A thought provoking read below.
By Bruce Jones
June 18, 2020
Kay Nietfeld / Reuters
In the early days of the coronavirus pandemic, much of the world looked anxiously to Washington to see if it would provide the kind of leadership that was once expected of the United States during major crises. But instead of marshaling a unified global response, the administration of U.S. President Donald Trump resisted international health cooperation and announced that the United States would withdraw from the World Health Organization (WHO). Domestically, it orchestrated an astonishing display of denial, distraction, and delay that allowed the virus to overwhelm the country.
The question then became: Would China fill the leadership void? Beijing initially sought to cover up the outbreak, but it moved aggressively to lock down entire cities and provinces once the crisis could no longer be denied.
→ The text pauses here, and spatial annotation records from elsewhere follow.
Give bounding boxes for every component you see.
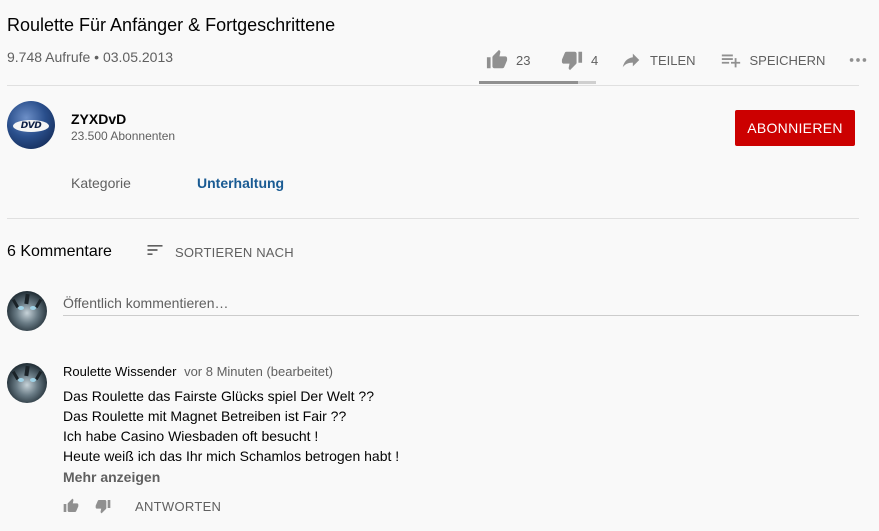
thumb-up-icon <box>486 49 508 71</box>
comment-dislike-button[interactable] <box>95 498 111 514</box>
like-button[interactable]: 23 <box>486 44 536 76</box>
subscriber-count: 23.500 Abonnenten <box>71 129 176 143</box>
like-ratio-bar <box>479 81 596 84</box>
thumb-down-icon <box>95 500 111 514</box>
like-ratio-fill <box>479 81 579 84</box>
comment-timestamp[interactable]: vor 8 Minuten (bearbeitet) <box>184 364 333 379</box>
sort-comments-button[interactable]: SORTIEREN NACH <box>145 243 294 261</box>
more-horizontal-icon <box>847 49 869 71</box>
divider <box>7 85 859 86</box>
reply-button[interactable]: ANTWORTEN <box>135 499 221 514</box>
comment-actions: ANTWORTEN <box>63 496 221 516</box>
thumb-down-icon <box>561 49 583 71</box>
playlist-add-icon <box>720 49 742 71</box>
comment-line: Ich habe Casino Wiesbaden oft besucht ! <box>63 428 319 444</box>
save-button[interactable]: SPEICHERN <box>720 44 826 76</box>
like-count: 23 <box>516 52 531 68</box>
sort-lines-icon <box>145 240 165 265</box>
comment-author-avatar[interactable] <box>7 363 47 403</box>
comment-line: Das Roulette mit Magnet Betreiben ist Fa… <box>63 408 347 424</box>
comment-line: Heute weiß ich das Ihr mich Schamlos bet… <box>63 448 400 464</box>
channel-name[interactable]: ZYXDvD <box>71 111 126 127</box>
dvd-logo: DVD <box>13 120 49 132</box>
comment-header: Roulette Wissender vor 8 Minuten (bearbe… <box>63 364 333 379</box>
sort-label: SORTIEREN NACH <box>175 244 294 260</box>
category-link[interactable]: Unterhaltung <box>197 175 284 191</box>
comment-like-button[interactable] <box>63 498 79 514</box>
user-avatar[interactable] <box>7 291 47 331</box>
comment-line: Das Roulette das Fairste Glücks spiel De… <box>63 388 374 404</box>
dvd-logo-text: DVD <box>20 121 42 131</box>
comment-author-name[interactable]: Roulette Wissender <box>63 364 176 379</box>
comment-input[interactable] <box>63 291 859 316</box>
view-count-date: 9.748 Aufrufe • 03.05.2013 <box>7 49 174 65</box>
channel-avatar[interactable]: DVD <box>7 101 55 149</box>
subscribe-button[interactable]: ABONNIEREN <box>735 110 855 146</box>
thumb-up-icon <box>63 498 79 512</box>
share-label: TEILEN <box>650 52 696 68</box>
comment-count: 6 Kommentare <box>7 243 112 260</box>
divider <box>7 218 859 219</box>
share-button[interactable]: TEILEN <box>620 44 696 76</box>
dislike-count: 4 <box>591 52 599 68</box>
dislike-button[interactable]: 4 <box>561 44 599 76</box>
share-arrow-icon <box>620 49 642 71</box>
more-actions-button[interactable] <box>847 44 869 76</box>
video-page: Roulette Für Anfänger & Fortgeschrittene… <box>0 0 879 531</box>
video-title: Roulette Für Anfänger & Fortgeschrittene <box>7 15 336 35</box>
comment-body: Das Roulette das Fairste Glücks spiel De… <box>63 386 399 466</box>
show-more-link[interactable]: Mehr anzeigen <box>63 469 160 485</box>
category-label: Kategorie <box>71 175 131 191</box>
save-label: SPEICHERN <box>749 52 826 68</box>
video-actions: 23 4 TEILEN SPEICHERN <box>479 44 869 76</box>
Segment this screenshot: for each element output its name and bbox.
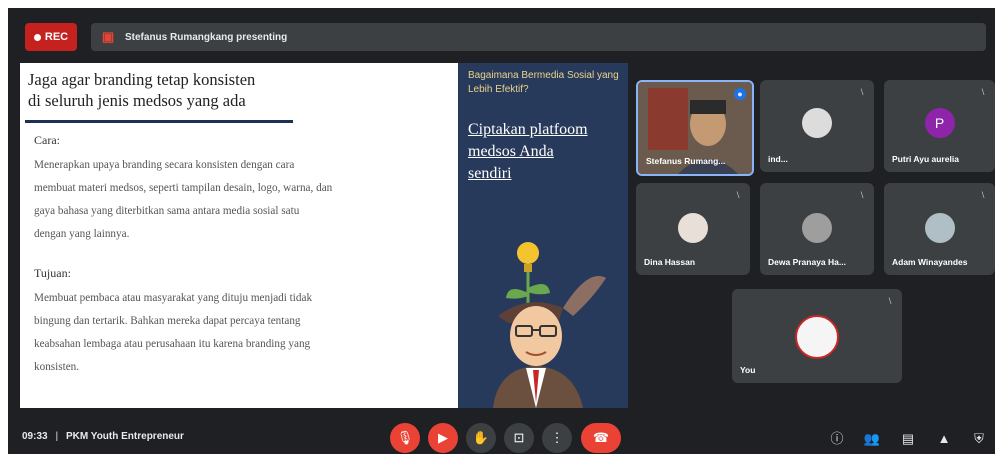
slide-side-heading: Ciptakan platfoom medsos Anda sendiri (468, 119, 626, 185)
slide-title-underline (25, 120, 293, 123)
info-icon[interactable]: ⓘ (828, 430, 846, 448)
cara-heading: Cara: (34, 133, 60, 147)
participant-name: Dina Hassan (644, 257, 696, 267)
participant-name: Putri Ayu aurelia (892, 154, 959, 164)
bottom-bar: 09:33 | PKM Youth Entrepreneur 🎙 ▶ ✋ ⊡ ⋮… (8, 410, 995, 454)
people-icon[interactable]: 👥 (863, 430, 881, 448)
camera-off-icon: ▶ (438, 430, 448, 445)
mic-off-icon: ⧵ (888, 296, 892, 306)
raise-hand-icon: ✋ (472, 430, 490, 445)
end-call-button[interactable]: ☎ (581, 423, 621, 453)
activities-icon[interactable]: ▲ (935, 430, 953, 448)
end-call-icon: ☎ (592, 430, 610, 445)
tujuan-line: bingung dan tertarik. Bahkan mereka dapa… (34, 315, 301, 327)
participant-tile-self[interactable]: ⧵ You (732, 289, 902, 383)
present-screen-icon: ⊡ (513, 430, 525, 445)
tujuan-line: keabsahan lembaga atau perusahaan itu ka… (34, 338, 311, 350)
slide-title: Jaga agar branding tetap konsisten di se… (28, 69, 298, 111)
cara-line: Menerapkan upaya branding secara konsist… (34, 159, 295, 171)
presenting-banner: ▣ Stefanus Rumangkang presenting (91, 23, 986, 51)
slide-side-heading-line: medsos Anda (468, 143, 554, 160)
top-bar: REC ▣ Stefanus Rumangkang presenting (8, 8, 995, 56)
avatar (678, 213, 708, 243)
avatar (802, 213, 832, 243)
slide-side-heading-line: Ciptakan platfoom (468, 121, 588, 138)
participant-tile[interactable]: ⧵ P Putri Ayu aurelia (884, 80, 995, 172)
cara-text: Menerapkan upaya branding secara konsist… (34, 154, 452, 246)
mic-off-icon: ⧵ (981, 190, 985, 200)
speaking-indicator-icon: ● (734, 88, 746, 100)
slide-main-panel: Jaga agar branding tetap konsisten di se… (20, 63, 458, 408)
tujuan-heading: Tujuan: (34, 266, 71, 280)
participant-name: ind... (768, 154, 788, 164)
slide-title-line-1: Jaga agar branding tetap konsisten (28, 70, 256, 89)
tujuan-line: Membuat pembaca atau masyarakat yang dit… (34, 292, 313, 304)
slide-side-question: Bagaimana Bermedia Sosial yang Lebih Efe… (468, 70, 619, 95)
participant-name: Adam Winayandes (892, 257, 968, 267)
recording-dot-icon (33, 33, 41, 41)
avatar (802, 108, 832, 138)
raise-hand-button[interactable]: ✋ (466, 423, 496, 453)
slide-side-heading-line: sendiri (468, 165, 512, 182)
tujuan-line: konsisten. (34, 361, 80, 373)
participant-tile[interactable]: ⧵ Adam Winayandes (884, 183, 995, 275)
more-options-icon: ⋮ (550, 430, 564, 445)
mic-off-icon: ⧵ (860, 87, 864, 97)
meeting-name[interactable]: PKM Youth Entrepreneur (66, 431, 184, 442)
participant-tile[interactable]: ⧵ Dewa Pranaya Ha... (760, 183, 874, 275)
present-now-button[interactable]: ⊡ (504, 423, 534, 453)
idea-person-illustration (493, 242, 606, 408)
clock-time: 09:33 (22, 431, 48, 442)
avatar: P (924, 108, 955, 138)
meet-window: REC ▣ Stefanus Rumangkang presenting Jag… (8, 8, 995, 454)
mic-off-icon: ⧵ (736, 190, 740, 200)
slide-side-panel: Bagaimana Bermedia Sosial yang Lebih Efe… (458, 63, 628, 408)
mic-off-icon: ⧵ (981, 87, 985, 97)
avatar (924, 213, 955, 243)
cara-line: dengan yang lainnya. (34, 228, 130, 240)
chat-icon[interactable]: ▤ (899, 430, 917, 448)
separator: | (55, 431, 59, 442)
participant-tile[interactable]: ⧵ Dina Hassan (636, 183, 750, 275)
cara-line: membuat materi medsos, seperti tampilan … (34, 182, 333, 194)
meeting-details: 09:33 | PKM Youth Entrepreneur (22, 431, 184, 442)
participant-tile[interactable]: ⧵ ind... (760, 80, 874, 172)
presenting-text: Stefanus Rumangkang presenting (125, 31, 288, 43)
slide-body: Cara: Menerapkan upaya branding secara k… (34, 133, 452, 379)
participant-name: Dewa Pranaya Ha... (768, 257, 846, 267)
tujuan-text: Membuat pembaca atau masyarakat yang dit… (34, 287, 452, 379)
participant-name: You (740, 365, 756, 375)
host-controls-icon[interactable]: ⛨ (970, 430, 988, 448)
mic-off-icon: ⧵ (860, 190, 864, 200)
participant-tile[interactable]: ● Stefanus Rumang... (636, 80, 754, 176)
presentation-slide: Jaga agar branding tetap konsisten di se… (20, 63, 628, 408)
avatar (795, 315, 839, 359)
slide-title-line-2: di seluruh jenis medsos yang ada (28, 91, 246, 110)
recording-badge[interactable]: REC (25, 23, 77, 51)
camera-toggle-button[interactable]: ▶ (428, 423, 458, 453)
more-options-button[interactable]: ⋮ (542, 423, 572, 453)
mic-toggle-button[interactable]: 🎙 (390, 423, 420, 453)
present-screen-icon: ▣ (101, 29, 115, 44)
mic-off-icon: 🎙 (396, 430, 414, 445)
cara-line: gaya bahasa yang diterbitkan sama antara… (34, 205, 300, 217)
recording-label: REC (44, 31, 69, 43)
participant-name: Stefanus Rumang... (646, 156, 726, 166)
By early March, China had mostly halted the spread of the virus within its borders, allowing it to turn to helping other countries overcome shortages of protective gear. China’s “mask diplomacy” has been more effective than is generally acknowledged in the West. In Italy, for instance, opinion polls reveal that more people trust China to contain the virus than trust the United States to do so. And in parts of Southeast Asia, Chinese medical and financial assistance has been similarly well received. But China has not lived down its initial missteps, and its aggressive use of propaganda—including conspiracy theories intended to sow doubt about the virus’s origins—have undercut its claims to global health leadership. When Australia called for an independent investigation into the source of the outbreak and the early response to the pandemic at the World Health Assembly, more than 100 countries supported the motion. Not even Russia stood with China in opposing the investigation.
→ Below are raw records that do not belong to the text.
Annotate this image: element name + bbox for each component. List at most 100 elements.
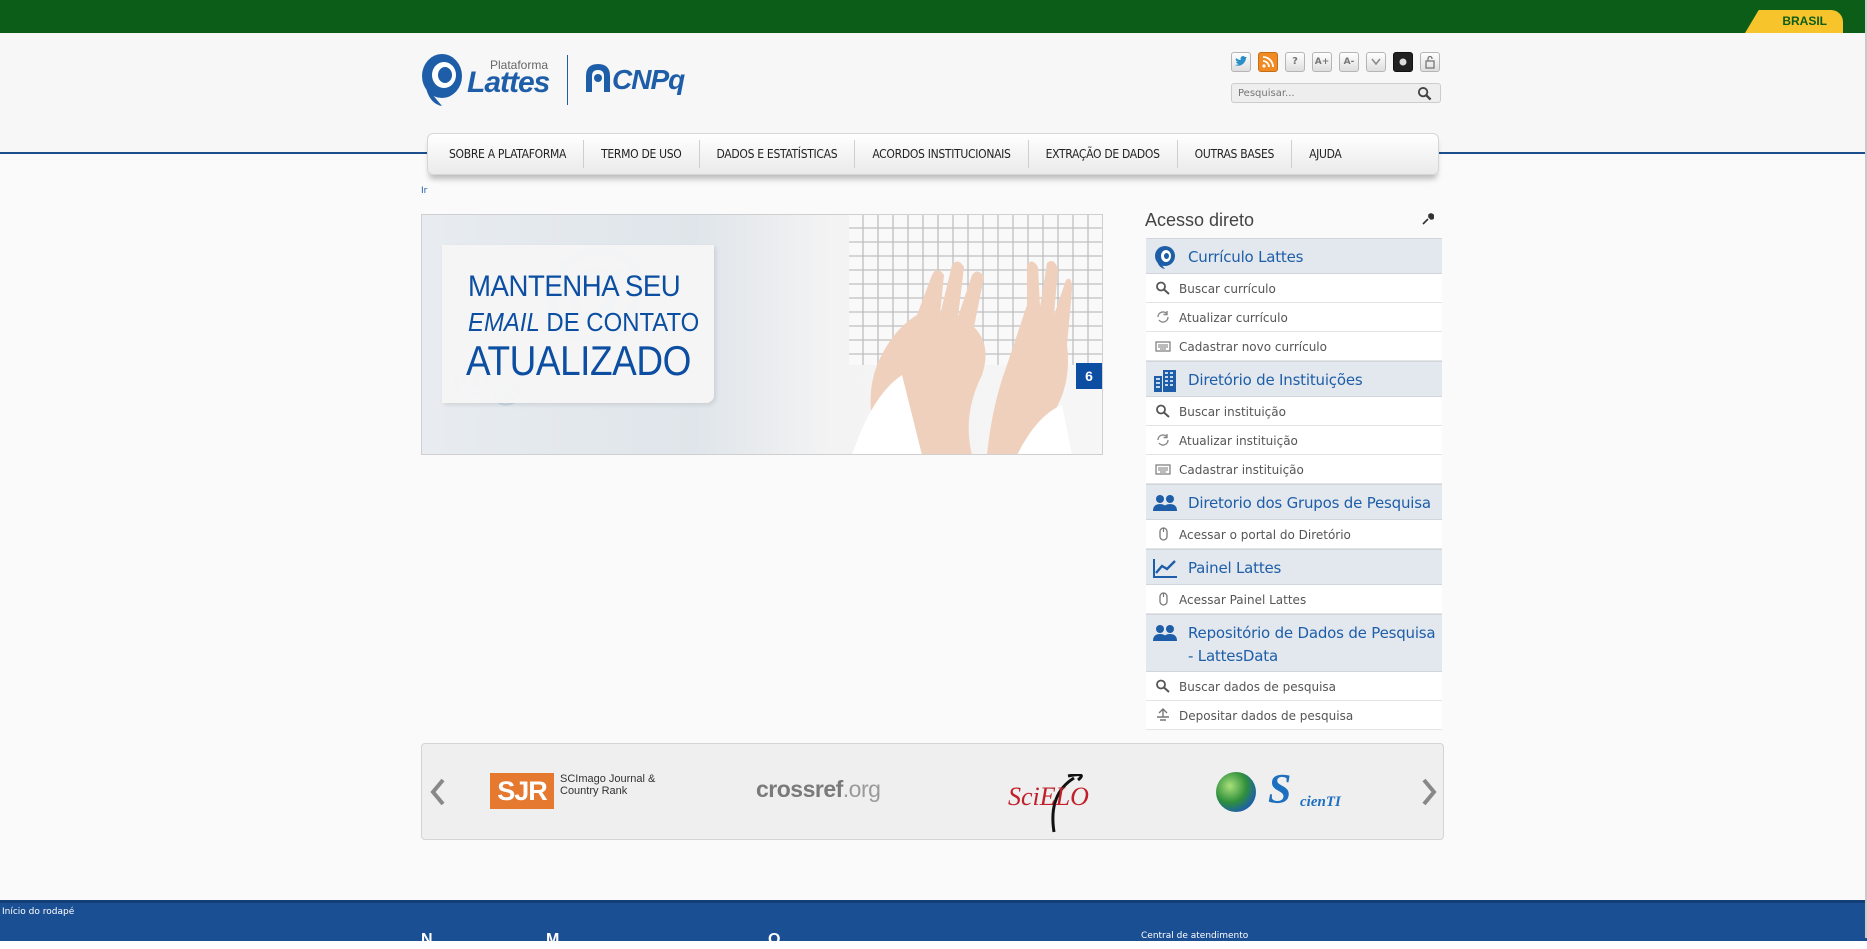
section-title: Diretório de Instituições [1188,371,1363,389]
nav-item-sobre[interactable]: SOBRE A PLATAFORMA [432,140,585,168]
link-atualizar-curriculo[interactable]: Atualizar currículo [1146,303,1442,332]
link-label: Acessar o portal do Diretório [1179,528,1351,542]
banner-slide-counter[interactable]: 6 [1076,363,1102,389]
partners-carousel: SJR SCImago Journal & Country Rank cross… [421,743,1444,840]
link-depositar-dados[interactable]: Depositar dados de pesquisa [1146,701,1442,730]
sidebar-title: Acesso direto [1145,210,1255,230]
section-title: Currículo Lattes [1188,248,1304,266]
section-title: Painel Lattes [1188,559,1282,577]
nav-item-termo[interactable]: TERMO DE USO [584,140,700,168]
building-icon [1154,370,1176,392]
hands-image [852,261,1072,454]
link-label: Cadastrar instituição [1179,463,1304,477]
refresh-icon [1157,434,1169,446]
banner-headline: MANTENHA SEU [468,270,681,303]
section-title: Repositório de Dados de Pesquisa - Latte… [1188,624,1436,665]
logo-lattes-text[interactable]: Lattes [467,66,550,100]
banner-email-word: EMAIL [468,307,540,337]
line-chart-icon [1153,559,1177,578]
banner-subheadline: EMAIL DE CONTATO [468,307,699,338]
link-label: Buscar instituição [1179,405,1286,419]
carousel-prev-icon[interactable] [428,776,448,808]
section-painel-lattes[interactable]: Painel Lattes [1146,549,1442,585]
upload-icon [1157,708,1169,721]
nav-item-extracao[interactable]: EXTRAÇÃO DE DADOS [1029,140,1178,168]
crossref-logo[interactable]: crossref.org [756,776,881,803]
search-box [1231,83,1441,103]
section-title: Diretorio dos Grupos de Pesquisa [1188,494,1431,512]
quick-access-panel: Currículo Lattes Buscar currículo Atuali… [1146,238,1442,730]
scielo-logo[interactable]: SciELO [1008,782,1089,812]
link-label: Buscar currículo [1179,282,1276,296]
sjr-text[interactable]: SCImago Journal & Country Rank [560,773,670,797]
link-label: Depositar dados de pesquisa [1179,709,1354,723]
link-label: Atualizar instituição [1179,434,1298,448]
search-icon [1156,404,1170,418]
lattes-icon [1155,246,1175,269]
contrast-icon[interactable] [1393,52,1413,72]
footer-heading: N [421,931,433,948]
refresh-icon [1157,311,1169,323]
government-bar: BRASIL [0,0,1867,33]
brasil-link[interactable]: BRASIL [1745,10,1843,33]
help-icon[interactable]: ? [1285,52,1305,72]
link-acessar-painel[interactable]: Acessar Painel Lattes [1146,585,1442,614]
cnpq-logo-icon[interactable] [582,62,614,94]
keyboard-icon [1155,341,1171,352]
nav-item-ajuda[interactable]: AJUDA [1292,140,1358,168]
logo-divider [567,55,568,105]
link-cadastrar-curriculo[interactable]: Cadastrar novo currículo [1146,332,1442,361]
carousel-next-icon[interactable] [1419,776,1439,808]
banner-carousel[interactable]: @ @ @ MANTENHA SEU EMAIL DE CONTATO ATUA… [421,214,1103,455]
section-grupos-pesquisa[interactable]: Diretorio dos Grupos de Pesquisa [1146,484,1442,520]
group-icon [1153,625,1177,641]
link-label: Acessar Painel Lattes [1179,593,1307,607]
crossref-suffix: .org [842,776,881,802]
banner-atualizado: ATUALIZADO [466,337,691,384]
lock-icon[interactable] [1420,52,1440,72]
section-curriculo-lattes[interactable]: Currículo Lattes [1146,238,1442,274]
nav-item-dados[interactable]: DADOS E ESTATÍSTICAS [700,140,856,168]
scienti-logo[interactable]: S [1268,766,1291,814]
search-input[interactable] [1238,86,1408,100]
keyboard-icon [1155,464,1171,475]
search-icon [1156,281,1170,295]
link-cadastrar-instituicao[interactable]: Cadastrar instituição [1146,455,1442,484]
wrench-icon[interactable] [1422,213,1434,225]
nav-item-outras-bases[interactable]: OUTRAS BASES [1178,140,1293,168]
font-decrease-icon[interactable]: A- [1339,52,1359,72]
globe-icon [1216,772,1256,812]
link-atualizar-instituicao[interactable]: Atualizar instituição [1146,426,1442,455]
search-icon[interactable] [1417,86,1432,101]
footer-heading: O [768,931,781,948]
dropdown-icon[interactable] [1366,52,1386,72]
nav-item-acordos[interactable]: ACORDOS INSTITUCIONAIS [855,140,1029,168]
footer-heading: M [546,931,560,948]
main-nav: SOBRE A PLATAFORMA TERMO DE USO DADOS E … [427,133,1439,175]
link-label: Atualizar currículo [1179,311,1288,325]
search-icon [1156,679,1170,693]
sjr-logo[interactable]: SJR [490,773,554,809]
ir-link[interactable]: Ir [421,186,427,196]
rss-icon[interactable] [1258,52,1278,72]
link-label: Buscar dados de pesquisa [1179,680,1337,694]
scienti-logo-small: cienTI [1300,794,1341,810]
crossref-main: crossref [756,776,843,802]
logo-cnpq-text[interactable]: CNPq [612,64,685,96]
link-buscar-dados[interactable]: Buscar dados de pesquisa [1146,672,1442,701]
twitter-icon[interactable] [1231,52,1251,72]
banner-contato-text: DE CONTATO [539,307,700,337]
footer: Início do rodapé N M O Central de atendi… [0,900,1867,948]
link-buscar-instituicao[interactable]: Buscar instituição [1146,397,1442,426]
mouse-icon [1159,592,1168,606]
section-lattesdata[interactable]: Repositório de Dados de Pesquisa - Latte… [1146,614,1442,672]
font-increase-icon[interactable]: A+ [1312,52,1332,72]
mouse-icon [1159,527,1168,541]
section-diretorio-instituicoes[interactable]: Diretório de Instituições [1146,361,1442,397]
group-icon [1153,495,1177,511]
link-buscar-curriculo[interactable]: Buscar currículo [1146,274,1442,303]
footer-start-link[interactable]: Início do rodapé [2,907,74,917]
footer-central-atendimento[interactable]: Central de atendimento [1141,931,1248,941]
link-acessar-diretorio[interactable]: Acessar o portal do Diretório [1146,520,1442,549]
link-label: Cadastrar novo currículo [1179,340,1327,354]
In the absence of credible great-power leadership from the United States or China, middle powers—including France, Germany, and the United Kingdom, among others—have led the way in coordinating health and economic responses. The concept of “middle powers” is imprecise and somewhat inchoate, but it generally refers to countries that are among the top 20 or so economies in the world, lack large-scale military power (or choose not to play a leading role in defense), and are energetic in diplomatic or multilateral affairs. These countries were seeking to fill part of the international leadership void even before the crisis, particularly when it came to buttressing the rickety multilateral system. But their influence on the world stage has increased markedly during the pandemic, which demands exactly the kind of multilateral coordination these powers have long championed. If they can translate their initial diplomatic efforts into sustained responses to the next phase of the pandemic, middle powers just might succeed in leading the world out of the crisis.
The coronavirus pandemic will require sustained international efforts in the health, economic, security, and social policy domains for at least the next 18 months and perhaps even longer. With the United States mired in inward-looking dysfunction and China currently incapable of the kind of diplomatic largesse that global public health leadership demands, middle powers will have to lead the way out of the crisis. Countries such as Canada, Germany, and Japan have been seeking to restore the credibility of the multilateral system for years. If they can work together to conquer COVID-19, they might succeed in doing so.